5. Co Sleepers Get More Sleep!

Co sleeping is something I was terrified of on my first. I knew that a baby was supposed to sleep on the mother’s side (not between the parents) but I was scared he’d fall out of the bed. Sometimes he ended up in bed with us as he wasn’t a great sleeper, so he would fall asleep nursing but I wouldn’t be able to transfer him without him waking up. I could never drop off, no matter how exhausted I was, and trust me I was severely sleep deprived, but my terror at something happening kept me awake. So on nights I couldn’t transfer him back to his bed, I lay wide awake all night with him in my arms. Fast forward to this time around and we have a co-sleeper attached to the bed. Also life changing! K falls asleep nursing and I just shuffle away and go asleep. No need to transfer her anywhere and risk waking her. No risk of her falling out of bed either. Magic! There is actually a study showing that co-sleeping not only aids in breastfeeding but results in more sleep for the mothers – I well believe it! (Obviously you should always follow the safe co-sleeping guidelines).

6. You Do Not Need An Expensive Breast Pump!

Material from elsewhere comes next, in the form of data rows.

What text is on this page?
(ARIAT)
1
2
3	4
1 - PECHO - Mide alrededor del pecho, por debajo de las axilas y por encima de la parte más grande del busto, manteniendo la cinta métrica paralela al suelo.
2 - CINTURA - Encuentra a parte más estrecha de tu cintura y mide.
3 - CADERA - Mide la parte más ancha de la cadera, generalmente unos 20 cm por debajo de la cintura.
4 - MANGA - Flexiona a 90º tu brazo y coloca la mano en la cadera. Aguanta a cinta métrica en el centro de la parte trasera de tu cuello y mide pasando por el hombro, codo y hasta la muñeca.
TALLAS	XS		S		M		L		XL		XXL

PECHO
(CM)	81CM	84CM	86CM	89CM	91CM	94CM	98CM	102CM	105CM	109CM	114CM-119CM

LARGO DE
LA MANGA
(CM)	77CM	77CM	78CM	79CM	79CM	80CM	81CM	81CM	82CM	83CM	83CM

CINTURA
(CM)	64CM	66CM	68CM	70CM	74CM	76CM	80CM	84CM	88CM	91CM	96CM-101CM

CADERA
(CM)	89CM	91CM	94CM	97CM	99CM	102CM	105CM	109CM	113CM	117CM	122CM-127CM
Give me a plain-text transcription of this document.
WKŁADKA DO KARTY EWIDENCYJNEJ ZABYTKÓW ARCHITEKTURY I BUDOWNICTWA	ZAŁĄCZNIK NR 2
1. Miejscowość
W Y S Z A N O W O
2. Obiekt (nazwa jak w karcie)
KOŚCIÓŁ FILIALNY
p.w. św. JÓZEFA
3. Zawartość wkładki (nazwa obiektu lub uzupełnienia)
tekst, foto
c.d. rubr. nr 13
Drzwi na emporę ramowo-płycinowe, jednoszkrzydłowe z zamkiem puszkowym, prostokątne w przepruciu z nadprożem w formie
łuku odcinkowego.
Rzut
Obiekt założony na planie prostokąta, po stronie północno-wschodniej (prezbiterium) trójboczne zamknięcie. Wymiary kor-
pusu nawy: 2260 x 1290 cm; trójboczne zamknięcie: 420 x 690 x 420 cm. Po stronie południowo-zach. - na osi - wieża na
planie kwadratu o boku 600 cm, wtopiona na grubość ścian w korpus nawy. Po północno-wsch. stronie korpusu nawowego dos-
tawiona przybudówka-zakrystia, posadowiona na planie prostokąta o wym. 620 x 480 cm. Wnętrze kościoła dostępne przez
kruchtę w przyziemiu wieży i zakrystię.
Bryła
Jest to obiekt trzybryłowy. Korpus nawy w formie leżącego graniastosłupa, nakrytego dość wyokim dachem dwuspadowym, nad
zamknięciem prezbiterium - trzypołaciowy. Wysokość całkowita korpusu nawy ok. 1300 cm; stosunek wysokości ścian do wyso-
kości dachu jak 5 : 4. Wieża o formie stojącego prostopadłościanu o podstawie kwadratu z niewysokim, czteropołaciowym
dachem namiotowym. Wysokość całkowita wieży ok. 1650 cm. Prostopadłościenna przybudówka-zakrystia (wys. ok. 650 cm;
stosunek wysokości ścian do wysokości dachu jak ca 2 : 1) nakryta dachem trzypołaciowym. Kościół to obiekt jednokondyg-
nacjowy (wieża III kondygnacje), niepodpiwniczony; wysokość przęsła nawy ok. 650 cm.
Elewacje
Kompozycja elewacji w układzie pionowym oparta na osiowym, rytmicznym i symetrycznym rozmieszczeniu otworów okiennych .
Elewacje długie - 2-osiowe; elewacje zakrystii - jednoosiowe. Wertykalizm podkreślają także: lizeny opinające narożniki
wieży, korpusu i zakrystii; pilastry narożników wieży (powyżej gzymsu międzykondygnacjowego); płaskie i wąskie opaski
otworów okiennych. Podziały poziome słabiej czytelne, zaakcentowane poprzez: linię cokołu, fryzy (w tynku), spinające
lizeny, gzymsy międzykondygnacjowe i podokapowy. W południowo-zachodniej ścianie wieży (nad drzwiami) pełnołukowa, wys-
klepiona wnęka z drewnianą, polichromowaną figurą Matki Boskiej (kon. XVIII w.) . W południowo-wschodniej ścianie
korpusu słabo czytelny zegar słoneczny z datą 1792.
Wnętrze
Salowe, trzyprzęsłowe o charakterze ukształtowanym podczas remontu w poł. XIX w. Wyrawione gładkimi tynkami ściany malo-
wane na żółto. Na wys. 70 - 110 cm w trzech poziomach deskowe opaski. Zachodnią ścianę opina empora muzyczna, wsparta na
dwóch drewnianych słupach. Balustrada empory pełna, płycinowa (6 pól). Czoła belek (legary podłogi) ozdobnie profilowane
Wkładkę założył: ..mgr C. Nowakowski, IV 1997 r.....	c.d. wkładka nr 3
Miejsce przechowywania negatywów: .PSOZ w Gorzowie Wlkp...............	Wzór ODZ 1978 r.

Honestly, I don’t know why everyone who wants to breastfeed thinks they need a pump, I think we’ve all been brainwashed into believing it’s necessary. I bought one on my first and they are very expensive. I also discovered that it was an open loop system, which means milk can get into the motor, go mouldy and then get back into the pumped milk! This could obviously make your baby very sick! So I ended up having to buy another, closed loop system (I got this one, which was cheaper than the open system!). I’ve realised this time though that I don’t need a huge freezer stash, so the only time I’ve pumped has been when I donated to the milk bank! I realise that this wouldn’t be true for everyone, but in Ireland we get 26 weeks maternity leave so there’s not a huge rush back to work for most of us, so the pressure to have a large freezer stash of milk isn’t the same as it is for people who live in places like the US. You can also learn to hand express and I know some women who find it much quicker than a pump. Also, there’s this new ingenious little manual pump called a haakaa that works amazingly well and is only £15.99!

7. You Do Not Need Lots Of Breastfeeding Accoutrements

And, on that note of not needing things … you don’t need to buy lots of ‘stuff’ to ‘help’ you breastfeed. I think it’s just companies trying to make money off of something that doesn’t make them money! You don’t need special pillows, normal ones work just fine, and often better. You don’t need nipple shields. You don’t need breastfeeding covers. You don’t need special tops (a vest top underneath a normal top – pull top one up and underneath one down, instant peek-a-boo feeding ensemble!). You don’t need a baby scales (yes, seriously I’ve seen this recommended as a ‘must have’ so you can weigh your baby before and after a feed to see how much s/he is drinking!!). You don’t need special clips for your bra to tell you which side you fed on last (just feel which breast is fuller!). You don’t need a special bottle designed for a breastfed baby (you can feed your breastfed baby from a cup, shot glass or syringe!). You may want, or prefer to have some of these things, and that’s fine, but you don’t need them. And you should probably wait till the baby arrives to see if you would actually find a use for them!

So that’s my top 7! I’m sure I have loads more to be honest! Let me know in the comments what you’d add to the list.